Graduate Institute of Biomedical Electronics and Bioinformatics, [corrected] National Taiwan University, No. 1, Sec. 4, Roosevelt Road, Taipei, Taiwan, [corrected] 106.
Chem Res Toxicol. 2012 Mar 19;25(3):676-86. doi: 10.1021/tx200465e. Epub 2012 Feb 10.
The complex composition of welding fumes, multiplicity of molecular targets, diverse cellular effects, and lifestyles associated with laborers vastly complicate the assessment of welding fume exposure. The urinary metabolomic profiles of 35 male welders and 16 male office workers at a Taiwanese shipyard were characterized via (1)H NMR spectroscopy and pattern recognition methods. Blood samples for the same 51 individuals were also collected, and the expression levels of the cytokines and other inflammatory markers were examined. This study dichotomized the welding exposure variable into high (welders) versus low (office workers) exposures to examine the differences of continuous outcome markers-metabolites and inflammatory markers-between the two groups. Fume particle assessments showed that welders were exposed to different concentrations of chromium, nickel, and manganese particles. Multivariate statistical analysis of urinary metabolomic patterns showed higher levels of glycine, taurine, betaine/TMAO, serine, S-sulfocysteine, hippurate, gluconate, creatinine, and acetone and lower levels of creatine among welders, while only TNF-α was significantly associated with welding fume exposure among all cytokines and other inflammatory markers measured. Of the identified metabolites, the higher levels of glycine, taurine, and betaine among welders were suspected to play some roles in modulating inflammatory and oxidative tissue injury processes. In this metabolomics experiment, we also discovered that the association of the identified metabolites with welding exposure was confounded by smoking, but not with drinking, which is a finding consistent with known modified response of inflammatory markers among smokers. Our results correspond with prior studies that utilized nonmetabolomic analytical techniques and suggest that the metabolomic profiling is an efficient method to characterize the overall effect of welding fume exposure and other confounders.

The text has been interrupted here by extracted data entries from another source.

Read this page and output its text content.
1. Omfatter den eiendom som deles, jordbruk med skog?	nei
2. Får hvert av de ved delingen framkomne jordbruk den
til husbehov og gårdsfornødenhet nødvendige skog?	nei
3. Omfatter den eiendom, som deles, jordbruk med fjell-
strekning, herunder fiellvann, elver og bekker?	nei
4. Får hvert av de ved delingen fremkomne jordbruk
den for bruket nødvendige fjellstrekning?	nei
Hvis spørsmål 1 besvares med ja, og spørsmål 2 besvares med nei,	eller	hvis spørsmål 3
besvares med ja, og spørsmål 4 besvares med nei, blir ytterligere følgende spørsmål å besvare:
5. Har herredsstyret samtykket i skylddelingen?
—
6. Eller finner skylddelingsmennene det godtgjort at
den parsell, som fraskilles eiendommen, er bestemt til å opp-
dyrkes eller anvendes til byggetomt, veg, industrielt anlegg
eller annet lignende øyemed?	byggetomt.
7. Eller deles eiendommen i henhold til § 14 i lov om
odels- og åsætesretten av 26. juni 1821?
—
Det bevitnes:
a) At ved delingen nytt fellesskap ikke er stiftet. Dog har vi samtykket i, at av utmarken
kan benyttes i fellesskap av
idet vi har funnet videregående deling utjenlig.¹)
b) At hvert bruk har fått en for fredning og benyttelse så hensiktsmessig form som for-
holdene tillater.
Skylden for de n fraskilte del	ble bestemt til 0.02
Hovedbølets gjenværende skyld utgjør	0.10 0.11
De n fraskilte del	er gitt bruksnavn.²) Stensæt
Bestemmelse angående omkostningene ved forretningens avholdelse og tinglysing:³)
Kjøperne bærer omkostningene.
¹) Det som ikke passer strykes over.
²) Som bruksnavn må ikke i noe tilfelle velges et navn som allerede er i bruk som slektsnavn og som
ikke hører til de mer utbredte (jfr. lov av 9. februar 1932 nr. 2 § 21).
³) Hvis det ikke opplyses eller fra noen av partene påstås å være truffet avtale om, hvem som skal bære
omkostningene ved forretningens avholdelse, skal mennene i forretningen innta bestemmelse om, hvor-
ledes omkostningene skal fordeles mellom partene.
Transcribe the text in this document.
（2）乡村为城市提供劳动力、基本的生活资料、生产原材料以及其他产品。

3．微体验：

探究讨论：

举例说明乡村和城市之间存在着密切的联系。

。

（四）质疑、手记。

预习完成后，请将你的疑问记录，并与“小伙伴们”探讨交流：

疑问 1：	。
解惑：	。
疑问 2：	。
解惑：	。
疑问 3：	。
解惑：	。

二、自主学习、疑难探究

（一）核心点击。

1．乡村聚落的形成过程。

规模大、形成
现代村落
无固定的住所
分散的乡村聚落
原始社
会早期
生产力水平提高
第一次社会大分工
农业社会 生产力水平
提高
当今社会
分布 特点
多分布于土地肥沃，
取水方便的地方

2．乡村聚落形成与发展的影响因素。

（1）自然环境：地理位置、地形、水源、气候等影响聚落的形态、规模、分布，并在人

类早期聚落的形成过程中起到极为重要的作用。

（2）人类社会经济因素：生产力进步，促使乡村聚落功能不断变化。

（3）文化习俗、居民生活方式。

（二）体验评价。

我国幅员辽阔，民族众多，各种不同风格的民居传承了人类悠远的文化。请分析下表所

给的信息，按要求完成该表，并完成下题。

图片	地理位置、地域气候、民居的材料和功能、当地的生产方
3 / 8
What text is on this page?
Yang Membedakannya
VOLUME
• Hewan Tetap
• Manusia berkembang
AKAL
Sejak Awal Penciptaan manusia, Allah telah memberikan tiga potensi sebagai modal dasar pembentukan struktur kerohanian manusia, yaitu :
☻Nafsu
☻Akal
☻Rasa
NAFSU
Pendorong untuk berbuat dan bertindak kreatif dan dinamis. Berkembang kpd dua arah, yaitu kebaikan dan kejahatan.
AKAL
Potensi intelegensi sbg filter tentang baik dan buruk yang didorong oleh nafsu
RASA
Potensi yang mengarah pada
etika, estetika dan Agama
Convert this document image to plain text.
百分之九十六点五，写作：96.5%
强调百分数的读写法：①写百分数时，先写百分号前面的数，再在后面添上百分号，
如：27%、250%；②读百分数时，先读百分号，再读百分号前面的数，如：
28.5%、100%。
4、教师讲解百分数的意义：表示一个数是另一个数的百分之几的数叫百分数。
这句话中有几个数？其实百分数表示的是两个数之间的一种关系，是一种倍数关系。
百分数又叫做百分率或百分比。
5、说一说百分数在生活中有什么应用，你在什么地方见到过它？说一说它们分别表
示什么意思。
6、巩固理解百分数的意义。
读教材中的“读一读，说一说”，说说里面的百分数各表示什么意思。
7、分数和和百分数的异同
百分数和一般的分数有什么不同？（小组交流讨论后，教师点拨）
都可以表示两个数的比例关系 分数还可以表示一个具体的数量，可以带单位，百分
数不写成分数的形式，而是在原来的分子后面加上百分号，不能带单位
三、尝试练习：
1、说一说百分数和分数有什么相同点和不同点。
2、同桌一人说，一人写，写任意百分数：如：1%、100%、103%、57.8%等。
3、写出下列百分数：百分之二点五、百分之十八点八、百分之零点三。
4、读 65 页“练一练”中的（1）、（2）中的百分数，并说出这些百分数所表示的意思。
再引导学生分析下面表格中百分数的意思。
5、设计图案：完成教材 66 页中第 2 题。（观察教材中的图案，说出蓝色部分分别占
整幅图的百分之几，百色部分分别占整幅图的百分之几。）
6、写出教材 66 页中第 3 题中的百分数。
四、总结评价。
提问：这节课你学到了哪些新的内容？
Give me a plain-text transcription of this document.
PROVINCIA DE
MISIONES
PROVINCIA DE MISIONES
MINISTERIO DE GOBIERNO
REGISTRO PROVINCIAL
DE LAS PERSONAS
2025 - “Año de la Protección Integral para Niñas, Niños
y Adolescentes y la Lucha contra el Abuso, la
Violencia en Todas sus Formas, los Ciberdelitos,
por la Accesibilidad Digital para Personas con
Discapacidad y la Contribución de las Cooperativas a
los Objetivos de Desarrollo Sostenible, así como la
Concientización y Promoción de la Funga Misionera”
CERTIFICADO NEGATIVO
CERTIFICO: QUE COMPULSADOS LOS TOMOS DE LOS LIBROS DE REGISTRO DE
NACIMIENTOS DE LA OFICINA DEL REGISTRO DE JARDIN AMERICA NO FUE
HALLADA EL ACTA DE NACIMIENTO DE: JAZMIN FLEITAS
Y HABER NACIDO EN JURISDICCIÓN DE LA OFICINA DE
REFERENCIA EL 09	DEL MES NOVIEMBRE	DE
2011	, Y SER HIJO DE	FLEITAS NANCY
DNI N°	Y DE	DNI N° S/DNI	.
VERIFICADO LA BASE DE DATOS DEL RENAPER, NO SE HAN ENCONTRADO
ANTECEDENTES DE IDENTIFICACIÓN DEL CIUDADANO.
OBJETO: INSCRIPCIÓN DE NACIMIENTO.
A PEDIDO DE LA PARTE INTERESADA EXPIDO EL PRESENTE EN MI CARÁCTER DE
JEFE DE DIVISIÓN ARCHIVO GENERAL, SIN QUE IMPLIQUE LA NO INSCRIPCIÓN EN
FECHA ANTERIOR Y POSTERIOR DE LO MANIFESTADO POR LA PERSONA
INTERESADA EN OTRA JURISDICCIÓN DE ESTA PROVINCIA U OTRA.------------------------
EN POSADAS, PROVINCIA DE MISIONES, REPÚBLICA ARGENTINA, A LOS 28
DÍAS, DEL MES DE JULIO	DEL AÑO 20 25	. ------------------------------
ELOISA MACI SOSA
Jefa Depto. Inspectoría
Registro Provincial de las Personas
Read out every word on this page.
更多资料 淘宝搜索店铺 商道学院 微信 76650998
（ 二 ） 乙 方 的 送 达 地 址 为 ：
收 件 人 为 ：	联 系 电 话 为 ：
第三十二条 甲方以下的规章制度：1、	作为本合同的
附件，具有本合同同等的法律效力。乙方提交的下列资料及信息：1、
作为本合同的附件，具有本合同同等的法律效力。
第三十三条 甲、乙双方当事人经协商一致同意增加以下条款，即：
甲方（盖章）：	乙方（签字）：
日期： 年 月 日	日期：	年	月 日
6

焊接烟尘的复杂成分、多种分子靶标、多样化的细胞效应以及与劳动者相关的生活方式,使得焊接烟尘暴露的评估变得极为复杂。通过 1H NMR 光谱和模式识别方法,对台湾一家造船厂的 35 名男性焊工和 16 名男性办公室工作人员的尿液代谢组学图谱进行了描述。还采集了 51 名个体的血液样本,并检测了细胞因子和其他炎症标志物的表达水平。本研究将焊接暴露变量分为高(焊工)和低(办公室工作人员)暴露,以检查两组之间连续结果标志物代谢物和炎症标志物的差异。烟尘颗粒评估表明,焊工接触到不同浓度的铬、镍和锰颗粒。尿液代谢组学模式的多变量统计分析显示,焊工的甘氨酸、牛磺酸、甜菜碱/TMAO、丝氨酸、S-半胱氨酸、马尿酸、葡萄糖酸盐、肌酐和丙酮水平较高,而肌酸水平较低,而在所有测量的细胞因子和其他炎症标志物中,只有 TNF-α与焊接烟尘暴露显著相关。在所鉴定的代谢物中,焊工体内较高水平的甘氨酸、牛磺酸和甜菜碱可能在调节炎症和氧化组织损伤过程中发挥一定作用。在这项代谢组学实验中,我们还发现,所鉴定的代谢物与焊接暴露的关联受到吸烟的混杂,但不受饮酒的影响,这与已知的吸烟者炎症标志物的改变反应一致。我们的结果与先前使用非代谢组学分析技术的研究结果一致,表明代谢组学分析是一种有效的方法,可以描述焊接烟尘暴露及其他混杂因素的综合影响。